Ms Ui Bhriain said that the voices of the majority of parents were being ignored in the debate surrounding abortion for babies with disabilities, and that the rally was providing these families with a voice.
“We’re seeking to support families who need compassion and real help, and both governments, North and South, must listen to parents in these situations who want a better answer than abortion,” she added.
Dana Rosemary Scallon told the crowd that there existed a “secular humanist global agenda which has no resection for the sovereignty of nations” and which sought to bring in widespread abortion. “We must stand up for life,” she said.
Abortion is legal in Northern Ireland where “it is necessary to preserve the life of the woman or there is a risk of real and serious adverse effect on her physical or mental health, which is either long term or permanent”. About 40 such legal abortions take place in Northern Ireland each year.

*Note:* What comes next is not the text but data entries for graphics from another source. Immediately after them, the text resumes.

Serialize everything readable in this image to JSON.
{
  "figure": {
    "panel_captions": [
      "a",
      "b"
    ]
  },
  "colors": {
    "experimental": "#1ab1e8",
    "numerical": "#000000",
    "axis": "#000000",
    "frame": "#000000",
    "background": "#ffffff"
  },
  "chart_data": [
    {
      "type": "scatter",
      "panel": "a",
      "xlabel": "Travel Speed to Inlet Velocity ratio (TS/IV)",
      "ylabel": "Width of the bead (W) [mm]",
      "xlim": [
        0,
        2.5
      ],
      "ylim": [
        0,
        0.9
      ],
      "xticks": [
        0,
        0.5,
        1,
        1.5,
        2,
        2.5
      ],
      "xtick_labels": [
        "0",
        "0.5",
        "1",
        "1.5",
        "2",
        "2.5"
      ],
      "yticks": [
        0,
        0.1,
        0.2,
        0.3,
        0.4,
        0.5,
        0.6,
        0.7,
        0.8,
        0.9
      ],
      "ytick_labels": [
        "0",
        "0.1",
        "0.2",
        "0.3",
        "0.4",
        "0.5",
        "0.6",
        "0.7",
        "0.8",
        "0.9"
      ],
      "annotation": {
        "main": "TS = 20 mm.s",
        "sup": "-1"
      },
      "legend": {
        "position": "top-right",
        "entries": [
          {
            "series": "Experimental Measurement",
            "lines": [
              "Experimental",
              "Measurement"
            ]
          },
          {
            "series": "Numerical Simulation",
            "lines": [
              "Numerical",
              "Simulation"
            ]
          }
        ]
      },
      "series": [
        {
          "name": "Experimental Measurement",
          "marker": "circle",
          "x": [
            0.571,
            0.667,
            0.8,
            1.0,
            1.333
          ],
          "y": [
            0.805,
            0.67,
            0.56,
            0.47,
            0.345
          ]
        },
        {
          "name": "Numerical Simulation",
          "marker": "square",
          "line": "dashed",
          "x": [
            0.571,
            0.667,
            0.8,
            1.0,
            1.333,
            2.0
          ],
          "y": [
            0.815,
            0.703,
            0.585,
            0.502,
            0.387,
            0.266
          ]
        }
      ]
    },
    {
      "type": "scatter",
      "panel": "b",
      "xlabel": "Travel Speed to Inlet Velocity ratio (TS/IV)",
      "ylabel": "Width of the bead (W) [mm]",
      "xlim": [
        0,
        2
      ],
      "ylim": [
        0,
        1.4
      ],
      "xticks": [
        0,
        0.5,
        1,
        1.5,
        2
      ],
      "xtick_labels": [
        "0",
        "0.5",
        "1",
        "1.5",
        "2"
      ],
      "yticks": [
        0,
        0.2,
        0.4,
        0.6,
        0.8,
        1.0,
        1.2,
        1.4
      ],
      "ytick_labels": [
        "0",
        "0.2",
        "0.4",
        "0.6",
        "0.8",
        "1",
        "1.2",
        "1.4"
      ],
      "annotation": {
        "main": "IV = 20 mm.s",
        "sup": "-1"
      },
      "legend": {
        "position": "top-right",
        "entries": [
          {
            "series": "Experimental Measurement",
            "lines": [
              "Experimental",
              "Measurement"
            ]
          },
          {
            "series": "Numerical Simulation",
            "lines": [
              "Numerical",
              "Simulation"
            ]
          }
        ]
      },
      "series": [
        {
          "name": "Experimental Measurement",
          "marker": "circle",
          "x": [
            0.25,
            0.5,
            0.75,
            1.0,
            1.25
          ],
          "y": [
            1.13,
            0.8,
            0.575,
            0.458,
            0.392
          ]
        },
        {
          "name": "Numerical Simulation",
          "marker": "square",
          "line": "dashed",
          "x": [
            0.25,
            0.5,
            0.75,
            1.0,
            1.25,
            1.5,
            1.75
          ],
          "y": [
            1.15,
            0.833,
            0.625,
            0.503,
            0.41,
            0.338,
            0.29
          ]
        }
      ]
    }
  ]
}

The abortion issue came to public prominence again last year after two women, one carrying twins, disclosed that their babies had anencephaly and that under Northern Ireland law they could not have abortions in the North. With anencephaly there is an absence of a major part of the brain, skull and scalp in the foetus. Babies are stillborn or usually die within a few hours or days.
They appealed to the Minister for Health to change the law in such cases of fatal foetal abnormality.
Mr Ford is examining whether the law should be changed to allow for abortion in cases of fatal foetal abnormality and also in cases of rape and incest.